I see his eyes widen. “Where can I find your books?” The skeptic is still there.
“Amazon. I can send you a link.”
He smiles, and starts to ask me about my writing. I’m happy to oblige. Later I will hear that I’m “an intriguing author type”. I wonder, trying not to laugh, if he can talk me up to the engineer.
What we do, in our society, is often considered synonymous with who we are. Minds sort and categorize jobs and positions as worthy or not based on, typically, the paycheck. We value money above all, no matter how often we claim otherwise.
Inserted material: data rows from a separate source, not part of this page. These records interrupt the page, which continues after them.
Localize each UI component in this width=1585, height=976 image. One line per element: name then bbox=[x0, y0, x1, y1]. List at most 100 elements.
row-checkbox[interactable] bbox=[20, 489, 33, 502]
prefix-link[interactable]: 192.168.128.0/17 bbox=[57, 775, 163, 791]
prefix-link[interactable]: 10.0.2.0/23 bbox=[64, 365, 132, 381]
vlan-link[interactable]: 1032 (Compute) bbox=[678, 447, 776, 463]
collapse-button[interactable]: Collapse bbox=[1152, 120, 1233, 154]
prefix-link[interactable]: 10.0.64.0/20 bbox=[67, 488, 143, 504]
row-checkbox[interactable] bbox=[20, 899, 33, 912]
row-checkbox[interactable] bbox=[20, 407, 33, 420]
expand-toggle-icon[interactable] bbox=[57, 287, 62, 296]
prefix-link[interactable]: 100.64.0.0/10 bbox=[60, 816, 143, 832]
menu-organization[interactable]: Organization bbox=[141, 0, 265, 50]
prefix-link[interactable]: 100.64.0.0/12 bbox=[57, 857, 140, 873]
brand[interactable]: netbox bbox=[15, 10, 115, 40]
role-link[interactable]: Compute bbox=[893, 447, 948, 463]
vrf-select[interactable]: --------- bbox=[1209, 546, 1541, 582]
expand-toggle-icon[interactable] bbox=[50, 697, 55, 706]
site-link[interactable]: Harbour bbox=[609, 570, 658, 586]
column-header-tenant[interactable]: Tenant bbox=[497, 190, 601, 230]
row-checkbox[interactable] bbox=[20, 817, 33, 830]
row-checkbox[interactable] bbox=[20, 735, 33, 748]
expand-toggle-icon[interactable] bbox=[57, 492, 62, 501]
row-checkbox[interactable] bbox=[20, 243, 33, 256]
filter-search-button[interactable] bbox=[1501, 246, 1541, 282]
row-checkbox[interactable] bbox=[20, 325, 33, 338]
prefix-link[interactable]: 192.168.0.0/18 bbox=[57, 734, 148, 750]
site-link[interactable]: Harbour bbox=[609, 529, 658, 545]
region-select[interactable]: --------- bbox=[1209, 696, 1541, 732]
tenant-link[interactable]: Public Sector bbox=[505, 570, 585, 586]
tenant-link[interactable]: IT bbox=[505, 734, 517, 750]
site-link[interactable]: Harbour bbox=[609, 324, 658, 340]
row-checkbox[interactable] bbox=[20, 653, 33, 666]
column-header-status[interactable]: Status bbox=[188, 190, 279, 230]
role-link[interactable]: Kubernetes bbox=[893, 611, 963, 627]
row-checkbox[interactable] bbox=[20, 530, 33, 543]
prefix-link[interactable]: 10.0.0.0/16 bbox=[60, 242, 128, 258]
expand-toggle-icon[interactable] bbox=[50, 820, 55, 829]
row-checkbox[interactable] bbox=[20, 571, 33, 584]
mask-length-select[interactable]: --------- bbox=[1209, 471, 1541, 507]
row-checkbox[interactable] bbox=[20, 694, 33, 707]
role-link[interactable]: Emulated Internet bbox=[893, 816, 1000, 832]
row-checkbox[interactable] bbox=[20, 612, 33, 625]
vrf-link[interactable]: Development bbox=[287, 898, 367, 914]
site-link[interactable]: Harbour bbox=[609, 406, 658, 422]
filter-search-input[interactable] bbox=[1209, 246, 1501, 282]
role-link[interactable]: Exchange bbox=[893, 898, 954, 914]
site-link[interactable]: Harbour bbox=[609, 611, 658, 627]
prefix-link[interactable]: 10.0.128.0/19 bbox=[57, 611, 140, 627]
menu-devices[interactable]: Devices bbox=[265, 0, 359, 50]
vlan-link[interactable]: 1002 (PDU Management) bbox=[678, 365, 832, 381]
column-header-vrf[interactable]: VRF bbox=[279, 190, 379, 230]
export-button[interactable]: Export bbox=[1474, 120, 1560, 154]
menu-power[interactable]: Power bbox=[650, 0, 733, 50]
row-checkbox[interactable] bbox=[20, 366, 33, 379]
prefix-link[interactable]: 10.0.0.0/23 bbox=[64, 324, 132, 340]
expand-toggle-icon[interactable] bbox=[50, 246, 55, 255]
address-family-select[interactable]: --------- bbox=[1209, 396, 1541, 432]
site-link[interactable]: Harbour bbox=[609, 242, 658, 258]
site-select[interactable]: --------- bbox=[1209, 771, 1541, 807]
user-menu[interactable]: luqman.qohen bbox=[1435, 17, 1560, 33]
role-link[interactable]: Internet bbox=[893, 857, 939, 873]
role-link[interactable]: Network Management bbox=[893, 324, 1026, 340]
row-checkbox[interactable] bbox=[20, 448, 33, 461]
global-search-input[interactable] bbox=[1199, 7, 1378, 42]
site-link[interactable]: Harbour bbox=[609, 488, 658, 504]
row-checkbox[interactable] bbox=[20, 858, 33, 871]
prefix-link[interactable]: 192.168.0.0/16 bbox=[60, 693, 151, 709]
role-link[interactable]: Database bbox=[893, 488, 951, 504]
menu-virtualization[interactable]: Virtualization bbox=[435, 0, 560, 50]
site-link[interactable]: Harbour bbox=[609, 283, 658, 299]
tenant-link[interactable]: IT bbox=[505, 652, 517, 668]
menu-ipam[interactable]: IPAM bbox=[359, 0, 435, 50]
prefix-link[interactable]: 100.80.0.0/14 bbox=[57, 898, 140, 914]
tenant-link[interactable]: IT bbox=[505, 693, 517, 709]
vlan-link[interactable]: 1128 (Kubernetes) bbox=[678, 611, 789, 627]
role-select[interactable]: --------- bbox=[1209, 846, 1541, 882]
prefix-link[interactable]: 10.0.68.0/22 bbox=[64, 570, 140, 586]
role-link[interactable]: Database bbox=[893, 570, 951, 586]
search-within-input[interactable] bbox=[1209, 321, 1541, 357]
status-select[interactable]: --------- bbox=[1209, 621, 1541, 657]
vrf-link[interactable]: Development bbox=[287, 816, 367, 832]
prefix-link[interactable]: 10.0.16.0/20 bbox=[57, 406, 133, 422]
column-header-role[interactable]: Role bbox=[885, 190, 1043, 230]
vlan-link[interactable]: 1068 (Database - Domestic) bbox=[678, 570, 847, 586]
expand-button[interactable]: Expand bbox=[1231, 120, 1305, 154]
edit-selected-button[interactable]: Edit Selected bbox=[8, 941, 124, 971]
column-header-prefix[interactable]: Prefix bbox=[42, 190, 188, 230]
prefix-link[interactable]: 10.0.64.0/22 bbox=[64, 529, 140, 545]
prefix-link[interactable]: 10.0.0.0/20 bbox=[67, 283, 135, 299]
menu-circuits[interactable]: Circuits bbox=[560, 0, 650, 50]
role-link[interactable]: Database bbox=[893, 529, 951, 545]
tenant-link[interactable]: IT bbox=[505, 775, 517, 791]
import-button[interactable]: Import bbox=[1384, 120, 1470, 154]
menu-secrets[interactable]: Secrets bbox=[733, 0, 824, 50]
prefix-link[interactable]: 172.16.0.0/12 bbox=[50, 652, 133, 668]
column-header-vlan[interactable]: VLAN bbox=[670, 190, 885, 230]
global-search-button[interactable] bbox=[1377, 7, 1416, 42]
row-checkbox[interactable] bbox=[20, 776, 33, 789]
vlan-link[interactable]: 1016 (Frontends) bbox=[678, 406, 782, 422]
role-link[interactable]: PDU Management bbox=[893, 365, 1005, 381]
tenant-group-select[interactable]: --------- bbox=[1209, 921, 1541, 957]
It makes sense then that so many parents spend years grooming their children to become doctors, lawyers, professors, analysts – positions of respect, positions of money.
I know first graders learning Latin and music theory. I know second graders taking Mandarin classes on top of their regular school day. I know children who are pushed to, at all costs, succeed.
But what does that success look like?
Does it look like children with ulcers, families without time to learn each other, mothers beating themselves up because they didn’t get their child into the school of choice? Does it look like families going into debt for extra classes, that extra thing that will push their child ahead of his or her peers?
It all confuses me. Success, in my eyes, looks like happiness. I can honestly say my children can be trash collectors, starving writers, doctors, florists, flight attendants, or a secretary in a cubical and I will be completely happy and proud of them – as long as they work hard and above all, are happy themselves. I know janitors who are Poet Laureates and doctors who worry about an early heart attack from stress. To be fair, I also know doctors who are fulfilled and happy and janitors who are miserable. The point is not to be defined by the job we have but rather what we do with our lives.
When are we going to take a look in the mirror and recognize the values we hold as a society are counterproductive to true happiness? Maybe when we do, we might see the small versions of ourselves standing beside us and turn to them and say, “Let’s cancel violin, horseback riding, and soccer and instead be children.”